Showing papers by "Andre K. Geim published in 2001"

Diamagnetically stabilized magnet levitation

Abstract: Stable levitation of one magnet by another with no energy input is usually prohibited by Earnshaw’s theorem. However, the introduction of diamagnetic material at special locations can stabilize such levitation. A magnet can even be stably suspended between (diamagnetic) fingertips. A very simple, surprisingly stable room temperature magnet levitation device is described that works without superconductors and requires absolutely no energy input. Our theory derives the magnetic field conditions necessary for stable levitation in these cases and predicts experimental measurements of the forces remarkably well. New levitation configurations are described which can be stabilized with hollow cylinders of diamagnetic material. Measurements are presented of the diamagnetic properties of several samples of bismuth and graphite.

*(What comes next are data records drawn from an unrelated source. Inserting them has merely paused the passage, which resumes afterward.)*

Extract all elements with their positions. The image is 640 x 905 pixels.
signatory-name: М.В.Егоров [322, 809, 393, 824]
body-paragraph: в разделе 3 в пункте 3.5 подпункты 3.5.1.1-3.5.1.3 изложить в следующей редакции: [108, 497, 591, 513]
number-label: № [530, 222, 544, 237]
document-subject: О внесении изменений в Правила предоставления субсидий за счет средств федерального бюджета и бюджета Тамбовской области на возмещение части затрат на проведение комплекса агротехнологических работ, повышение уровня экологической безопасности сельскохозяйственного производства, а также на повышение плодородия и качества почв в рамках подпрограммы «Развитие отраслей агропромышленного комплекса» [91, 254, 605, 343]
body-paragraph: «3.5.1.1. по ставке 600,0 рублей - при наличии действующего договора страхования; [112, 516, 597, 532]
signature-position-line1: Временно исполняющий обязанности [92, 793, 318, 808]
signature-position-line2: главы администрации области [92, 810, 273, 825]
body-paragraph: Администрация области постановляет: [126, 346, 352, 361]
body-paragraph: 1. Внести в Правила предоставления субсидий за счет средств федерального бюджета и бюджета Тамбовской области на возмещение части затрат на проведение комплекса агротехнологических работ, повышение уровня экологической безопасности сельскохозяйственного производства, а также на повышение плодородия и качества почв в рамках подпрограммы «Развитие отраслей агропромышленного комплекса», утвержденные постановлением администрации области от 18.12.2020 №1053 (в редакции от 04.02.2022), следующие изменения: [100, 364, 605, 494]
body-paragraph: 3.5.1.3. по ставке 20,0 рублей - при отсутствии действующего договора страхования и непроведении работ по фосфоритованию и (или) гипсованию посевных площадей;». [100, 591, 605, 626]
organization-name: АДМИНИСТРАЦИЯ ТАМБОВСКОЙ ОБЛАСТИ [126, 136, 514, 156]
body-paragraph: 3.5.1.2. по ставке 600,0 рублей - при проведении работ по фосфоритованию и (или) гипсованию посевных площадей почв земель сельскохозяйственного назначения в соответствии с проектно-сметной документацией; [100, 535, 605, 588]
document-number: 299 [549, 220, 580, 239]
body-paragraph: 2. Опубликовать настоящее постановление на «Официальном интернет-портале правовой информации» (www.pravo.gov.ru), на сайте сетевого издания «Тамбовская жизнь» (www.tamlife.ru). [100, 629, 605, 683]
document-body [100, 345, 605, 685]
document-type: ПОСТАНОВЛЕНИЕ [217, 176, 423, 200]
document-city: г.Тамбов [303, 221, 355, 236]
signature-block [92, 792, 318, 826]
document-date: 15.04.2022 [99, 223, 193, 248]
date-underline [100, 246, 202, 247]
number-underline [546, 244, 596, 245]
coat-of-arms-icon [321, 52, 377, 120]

Detection of earth rotation with a diamagnetically levitating gyroscope

Abstract: Strong magnetic fields allow levitation of apparently nonmagnetic substances due to their weak but not negligible diamagnetic response of about 10−5. Importantly, the diamagnetic force compensates gravity on the level of individual atoms and molecules and, therefore, can be used to mimic a continuous zero-gravity environment that, otherwise, is only achievable on board of a space station. Here we employ this earth-bound low gravity to demonstrate a simple mechanical gyroscope with sensitivity already comparable to that achieved by quantum and military gyroscopes. Our gyroscope can serve as a “shooting range” for the development of precision orbiting gyroscopes that have been a subject of intensive discussions regarding possible tests of general relativity.

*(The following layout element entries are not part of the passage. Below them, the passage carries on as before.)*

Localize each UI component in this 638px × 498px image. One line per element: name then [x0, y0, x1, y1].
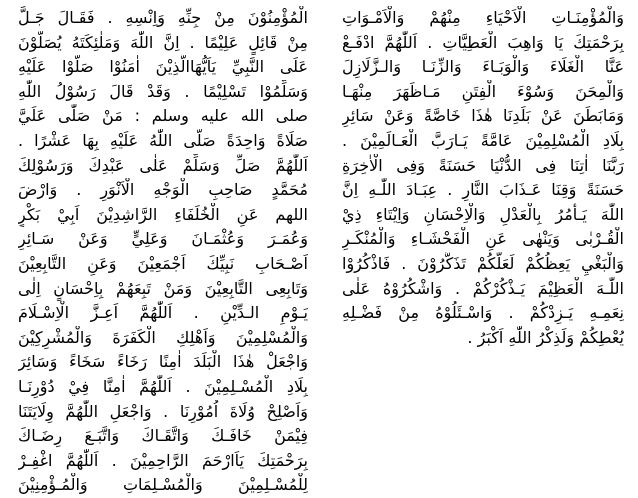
text-line: وَسَلِّمُوْا تَسْلِيْمًا . وَقَدْ قَالَ رَسُوْلُ اللّٰهِ: [18, 81, 308, 101]
text-line: وَاَصْلِحْ وُلَاةَ اُمُوْرِنَا . وَاجْعَلِ اللّٰهُمَّ وِلَايَتَنَا: [18, 401, 308, 421]
text-line: اللهم عَنِ الْخُلَفَاءِ الرَّاشِدِيْنَ اَبِيْ بَكْرٍ: [18, 204, 308, 224]
text-line: رَبَّنَا اٰتِنَا فِى الدُّنْيَا حَسَنَةً وَفِى الْاٰخِرَةِ: [342, 155, 624, 175]
text-line: وَعُمَـرَ وَعُثْمَـانَ وَعَلِيٍّ وَعَنْ سَـائِرِ: [18, 229, 308, 249]
text-line: بِرَحْمَتِكَ يَا وَاهِبَ الْعَطِيَّاتِ . اَللّٰهُمَّ ادْفَـعْ: [342, 32, 624, 52]
text-line: وَالْمِحَنَ وَسُوْءَ الْفِتَنِ مَـاظَهَرَ مِنْهَـا: [342, 81, 624, 101]
text-line: بِلَادِ الْمُسْلِمِيْنَ عَامَّةً يَـارَبَّ الْعَـالَمِيْنَ .: [342, 130, 624, 150]
text-line: وَالْمُسْلِمِيْنَ وَاَهْلِكِ الْكَفَرَةَ وَالْمُشْرِكِيْنَ: [18, 327, 308, 347]
text-line: نِعَمِـهِ يَـزِدْكُمْ . وَاسْـئَلُوْهُ مِنْ فَضْـلِهِ: [342, 303, 624, 323]
text-line: لِلْمُسْـلِمِيْنَ وَالْمُسْـلِمَاتِ وَالْمُـؤْمِنِيْنَ: [18, 475, 308, 495]
text-line: بِلَادِ الْمُسْـلِمِيْنَ . اَللّٰهُمَّ اٰمِنَّا فِيْ دُوْرِنَـا: [18, 376, 308, 396]
text-line: صلى الله عليه وسلم : مَنْ صَلّٰى عَلَيَّ: [18, 106, 308, 126]
text-line: مُحَمَّدٍ صَاحِبِ الْوَجْهِ الْاَنْوَرِ . وَارْضَ: [18, 180, 308, 200]
text-line: وَتَابِعِى التَّابِعِيْنَ وَمَنْ تَبِعَهُمْ بِاِحْسَانٍ اِلٰى: [18, 278, 308, 298]
text-line: اَصْـحَابِ نَبِيِّكَ اَجْمَعِيْنَ وَعَنِ التَّابِعِيْنَ: [18, 253, 308, 273]
text-line: وَالْمُؤْمِنَـاتِ الْاَحْيَاءِ مِنْهُمْ وَالْاَمْـوَاتِ: [342, 8, 624, 27]
text-line: وَمَابَطَنَ عَنْ بَلَدِنَا هٰذَا خَاصَّةً وَعَنْ سَائِرِ: [342, 106, 624, 126]
right-text-column: [342, 6, 624, 350]
text-line: اللّٰـهَ الْعَظِيْمَ يَـذْكُرْكُمْ . وَاشْكُرُوْهُ عَلٰى: [342, 278, 624, 298]
text-line: اَللّٰهُمَّ صَلِّ وَسَلِّمْ عَلٰى عَبْدِكَ وَرَسُوْلِكَ: [18, 155, 308, 175]
text-line: حَسَنَةً وَقِنَا عَـذَابَ النَّارِ . عِبَـادَ اللّٰـهِ اِنَّ: [342, 180, 624, 200]
text-line: الْمُؤْمِنُوْنَ مِنْ جِنِّهِ وَاِنْسِهِ . فَقَـالَ جَـلَّ: [18, 8, 308, 27]
text-line: وَالْبَغْيِ يَعِظُكُمْ لَعَلَّكُمْ تَذَكَّرُوْنَ . فَاذْكُرُوْا: [342, 253, 624, 273]
text-line: فِيْمَنْ خَافَـكَ وَاتَّقَـاكَ وَاتَّبَـعَ رِضَـاكَ: [18, 426, 308, 446]
text-line: يَـوْمِ الـدِّيْنِ . اَللّٰهُمَّ اَعِـزَّ الْاِسْـلَامَ: [18, 303, 308, 323]
text-line: بِرَحْمَتِكَ يَاَارْحَمَ الرَّاحِمِيْنَ . اَللّٰهُمَّ اغْفِـرْ: [18, 450, 308, 470]
text-line: صَلَاةً وَاحِدَةً صَلَّى اللّٰهُ عَلَيْهِ بِهَا عَشْرًا .: [18, 130, 308, 150]
left-text-column: [18, 6, 308, 498]
text-line: عَنَّا الْغَلَاءَ وَالْوَبَـاءَ وَالزِّنَـا وَالـزَّلَازِلَ: [342, 57, 624, 77]
text-line: عَلَى النَّبِيِّ يَاَيُّهَاالَّذِيْنَ اٰمَنُوْا صَلُّوْا عَلَيْهِ: [18, 57, 308, 77]
text-line: اللّٰهَ يَـأْمُرُ بِالْعَدْلِ وَالْاِحْسَانِ وَاِيْتَاءِ ذِيْ: [342, 204, 624, 224]
text-line: الْقُـرْبٰى وَيَنْهٰى عَنِ الْفَحْشَـاءِ وَالْمُنْكَـرِ: [342, 229, 624, 249]
text-line: مِنْ قَائِلٍ عَلِيْمًا . اِنَّ اللّٰهَ وَمَلٰئِكَتَهُ يُصَلُّوْنَ: [18, 32, 308, 52]
text-line-last: يُعْطِكُمْ وَلَذِكْرُ اللّٰهِ اَكْبَرُ .: [467, 327, 624, 347]
text-line: وَاجْعَلْ هٰذَا الْبَلَدَ اٰمِنًا رَخَاءً سَخَاءً وَسَائِرَ: [18, 352, 308, 372]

Improved conductance quantization in gold point contacts in high magnetic fields

Abstract: We have studied the influence of magnetic field on room-temperature quantization in normal-metal point contacts by measuring the transient conductance during a mechanical break of the electric contact between two macroscopic pieces of Au. It is found that, with increasing the magnetic field parallel to the movement of a sharp tip retracted from a mechanical contact with a large Au plate, the conductance steps become increasingly better defined. We attribute this observation to a micro-mechanical force caused by magnetic field and acting on the atomic wires drawn by the tip at the final stages of the breaking process.